The Harvard University-affiliated Spaulding Rehabilitation Network said you needn’t necessarily move your program inside just because of winter temperatures.
"When it gets into the 40s and 30s, you can still enjoy your regular outside routines, like walking, running, and even cycling," according to Dr. Adam Tenforde, assistant professor of sports medicine and rehabilitation. "In colder temperatures your heart doesn't have to work as hard, you sweat less, and expend less energy, all of which means you can exercise more efficiently."
Tenforde broke down both the benefits of cold-weather exercise in a post for Harvard Medical School earlier this month.

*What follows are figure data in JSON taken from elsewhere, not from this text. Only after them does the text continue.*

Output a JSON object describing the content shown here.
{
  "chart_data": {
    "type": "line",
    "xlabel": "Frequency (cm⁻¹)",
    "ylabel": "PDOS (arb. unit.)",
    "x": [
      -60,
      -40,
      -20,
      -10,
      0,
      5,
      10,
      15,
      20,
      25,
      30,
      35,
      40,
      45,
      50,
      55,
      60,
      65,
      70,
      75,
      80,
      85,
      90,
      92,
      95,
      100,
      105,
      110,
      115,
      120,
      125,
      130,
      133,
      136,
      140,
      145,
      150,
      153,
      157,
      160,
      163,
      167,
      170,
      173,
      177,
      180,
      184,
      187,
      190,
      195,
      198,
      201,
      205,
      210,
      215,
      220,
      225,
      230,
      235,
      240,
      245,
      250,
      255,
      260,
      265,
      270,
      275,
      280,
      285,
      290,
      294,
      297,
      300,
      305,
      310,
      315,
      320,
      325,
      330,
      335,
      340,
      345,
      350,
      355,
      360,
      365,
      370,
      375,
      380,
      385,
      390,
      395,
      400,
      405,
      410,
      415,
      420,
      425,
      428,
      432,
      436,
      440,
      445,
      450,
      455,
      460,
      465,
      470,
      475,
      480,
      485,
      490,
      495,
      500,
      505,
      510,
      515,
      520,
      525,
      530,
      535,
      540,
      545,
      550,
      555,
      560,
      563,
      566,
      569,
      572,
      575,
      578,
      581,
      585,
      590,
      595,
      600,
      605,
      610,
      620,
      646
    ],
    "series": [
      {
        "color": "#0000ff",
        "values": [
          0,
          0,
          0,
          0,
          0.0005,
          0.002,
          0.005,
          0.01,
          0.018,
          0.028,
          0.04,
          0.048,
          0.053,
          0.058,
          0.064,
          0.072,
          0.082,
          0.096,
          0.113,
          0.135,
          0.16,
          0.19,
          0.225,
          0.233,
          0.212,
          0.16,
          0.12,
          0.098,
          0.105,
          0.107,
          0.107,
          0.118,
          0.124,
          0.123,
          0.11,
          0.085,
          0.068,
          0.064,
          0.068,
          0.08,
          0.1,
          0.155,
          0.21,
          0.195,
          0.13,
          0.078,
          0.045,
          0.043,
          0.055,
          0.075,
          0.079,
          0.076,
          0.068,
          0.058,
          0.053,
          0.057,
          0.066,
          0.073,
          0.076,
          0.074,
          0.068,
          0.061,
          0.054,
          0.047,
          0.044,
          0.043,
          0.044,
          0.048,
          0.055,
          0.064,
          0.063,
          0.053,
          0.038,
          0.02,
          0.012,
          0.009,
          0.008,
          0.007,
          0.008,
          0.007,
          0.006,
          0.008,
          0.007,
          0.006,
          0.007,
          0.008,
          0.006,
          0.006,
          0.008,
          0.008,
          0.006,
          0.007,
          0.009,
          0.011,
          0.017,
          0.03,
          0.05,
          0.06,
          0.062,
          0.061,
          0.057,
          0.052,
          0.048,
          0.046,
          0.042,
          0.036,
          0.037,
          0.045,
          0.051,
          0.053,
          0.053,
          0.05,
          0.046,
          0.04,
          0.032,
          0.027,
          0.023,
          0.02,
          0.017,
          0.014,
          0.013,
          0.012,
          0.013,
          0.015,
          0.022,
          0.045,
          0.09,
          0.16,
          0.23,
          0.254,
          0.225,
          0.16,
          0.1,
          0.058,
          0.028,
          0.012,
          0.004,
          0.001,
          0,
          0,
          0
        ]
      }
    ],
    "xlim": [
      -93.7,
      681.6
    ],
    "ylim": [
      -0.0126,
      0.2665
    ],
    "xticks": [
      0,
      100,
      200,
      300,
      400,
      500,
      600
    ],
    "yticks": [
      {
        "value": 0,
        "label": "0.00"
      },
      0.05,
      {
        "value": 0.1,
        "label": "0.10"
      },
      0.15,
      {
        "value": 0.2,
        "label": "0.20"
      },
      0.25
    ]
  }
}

As to the potential downsides, he noted that cold weather increases the risk of hypothermia and urged people to seek emergency care promptly should they suffer intense shivering, extreme fatigue, slurred speech or loss of coordination.
Among the suggestions on how best to equip yourself were tips ranging from wearing layers and protecting your head, hands and feet, which are most vulnerable to the cold, to applying sunscreen, staying hydrated and choosing a safe surface to run or work out in.
Also, warming up with dynamic forms of stretching – big arm circles and swings, high steps and lunges – to avert cold muscles getting strained and injured is key.